The greatness of Shabbat is that we take a step back; all work is forbidden. This void should be filled with spiritual activity, refreshing our soul for the week ahead. However, the next verse comes to warn us of the possible side effects of the temporary cessation of physical creativity – argument and discord. The verse thus emphasizes that even though work is forbidden, we should ensure there be no ‘fire’ (social friction) in the community. The gift of Shabbat must be solely dedicated to connecting with Hashem, and no such connection can be made if there is ‘fire’ in our habitation. Shalom Bayit (interestingly enough symbolized by the candles) is the prerequisite for sanctifying the Shabbat.

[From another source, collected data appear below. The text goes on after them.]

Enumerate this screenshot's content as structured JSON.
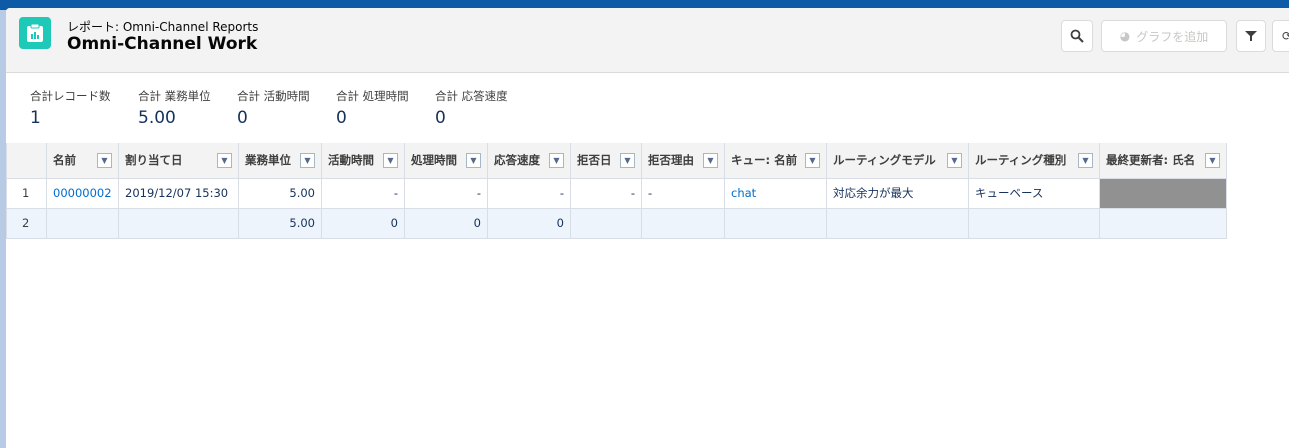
{
  "header": {
    "subtitle": "レポート: Omni-Channel Reports",
    "title": "Omni-Channel Work",
    "add_chart_label": "グラフを追加"
  },
  "summary": [
    {
      "label": "合計レコード数",
      "value": "1"
    },
    {
      "label": "合計 業務単位",
      "value": "5.00"
    },
    {
      "label": "合計 活動時間",
      "value": "0"
    },
    {
      "label": "合計 処理時間",
      "value": "0"
    },
    {
      "label": "合計 応答速度",
      "value": "0"
    }
  ],
  "table": {
    "columns": [
      "名前",
      "割り当て日",
      "業務単位",
      "活動時間",
      "処理時間",
      "応答速度",
      "拒否日",
      "拒否理由",
      "キュー: 名前",
      "ルーティングモデル",
      "ルーティング種別",
      "最終更新者: 氏名"
    ],
    "rows": [
      [
        "1",
        "00000002",
        "2019/12/07 15:30",
        "5.00",
        "-",
        "-",
        "-",
        "-",
        "-",
        "chat",
        "対応余力が最大",
        "キューベース",
        ""
      ],
      [
        "2",
        "",
        "",
        "5.00",
        "0",
        "0",
        "0",
        "",
        "",
        "",
        "",
        "",
        ""
      ]
    ]
  },
  "colors": {
    "accent": "#1fc9b8",
    "link": "#006dcc",
    "banner": "#0d5aa7"
  }
}
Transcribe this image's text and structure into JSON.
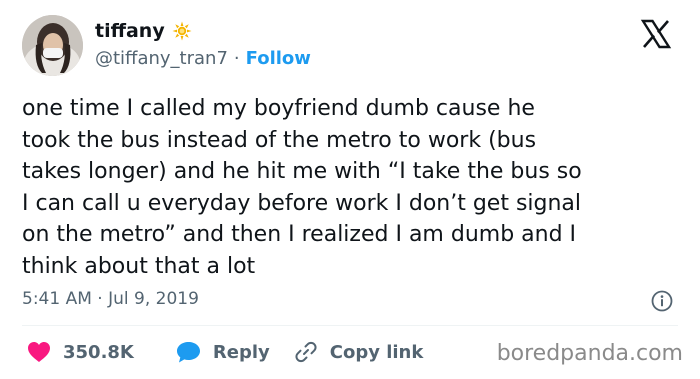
{
  "author": {
    "display_name": "tiffany",
    "handle": "@tiffany_tran7",
    "separator": "·",
    "follow_label": "Follow"
  },
  "icons": {
    "verified_badge": "sun-badge-icon",
    "brand": "x-logo-icon",
    "info": "info-icon",
    "like": "heart-icon",
    "reply": "speech-bubble-icon",
    "copy": "link-icon"
  },
  "tweet": {
    "text": "one time I called my boyfriend dumb cause he\ntook the bus instead of the metro to work (bus\ntakes longer) and he hit me with “I take the bus so\nI can call u everyday before work I don’t get signal\non the metro” and then I realized I am dumb and I\nthink about that a lot",
    "timestamp": "5:41 AM · Jul 9, 2019"
  },
  "actions": {
    "likes": "350.8K",
    "reply_label": "Reply",
    "copy_link_label": "Copy link"
  },
  "watermark": "boredpanda.com",
  "colors": {
    "link_blue": "#1d9bf0",
    "heart_pink": "#f91880",
    "secondary_text": "#536471",
    "badge_yellow": "#f4c430"
  }
}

It signifies a family united in their celebration of God, of Shabbat, and of themselves. The physical relaxation is the stepping stone to spiritual harmony. The family unit is the foundation of Am Yisrael, and that is why the Shabbat candles, signifying Shalom Bayit, take precedence over theChanuka lights that represent the rededication of the Beit HaMikdash.
Shabbat is a time for spiritual elevation; devoid of business pressures and school projects, it is a day to be anticipated and fulfilled to the utmost. No fire must burn – there is no room for family discord or argument; on the contrary, it is an ideal opportunity for the family to sit together, sing together, and learn together – prime time for strengthening ourselves not only as individuals but also as a family.
So having told us of the forbidden melachot, the verse goes on to warn of the dangers when there is no framework, implicitly directing us towards spiritual elevation through the most reliable framework of all – our family. It is this strong family base that has enabled us to survive years of exile, and with the Almighty’s help, it will be this power that will see us through to the final redemption.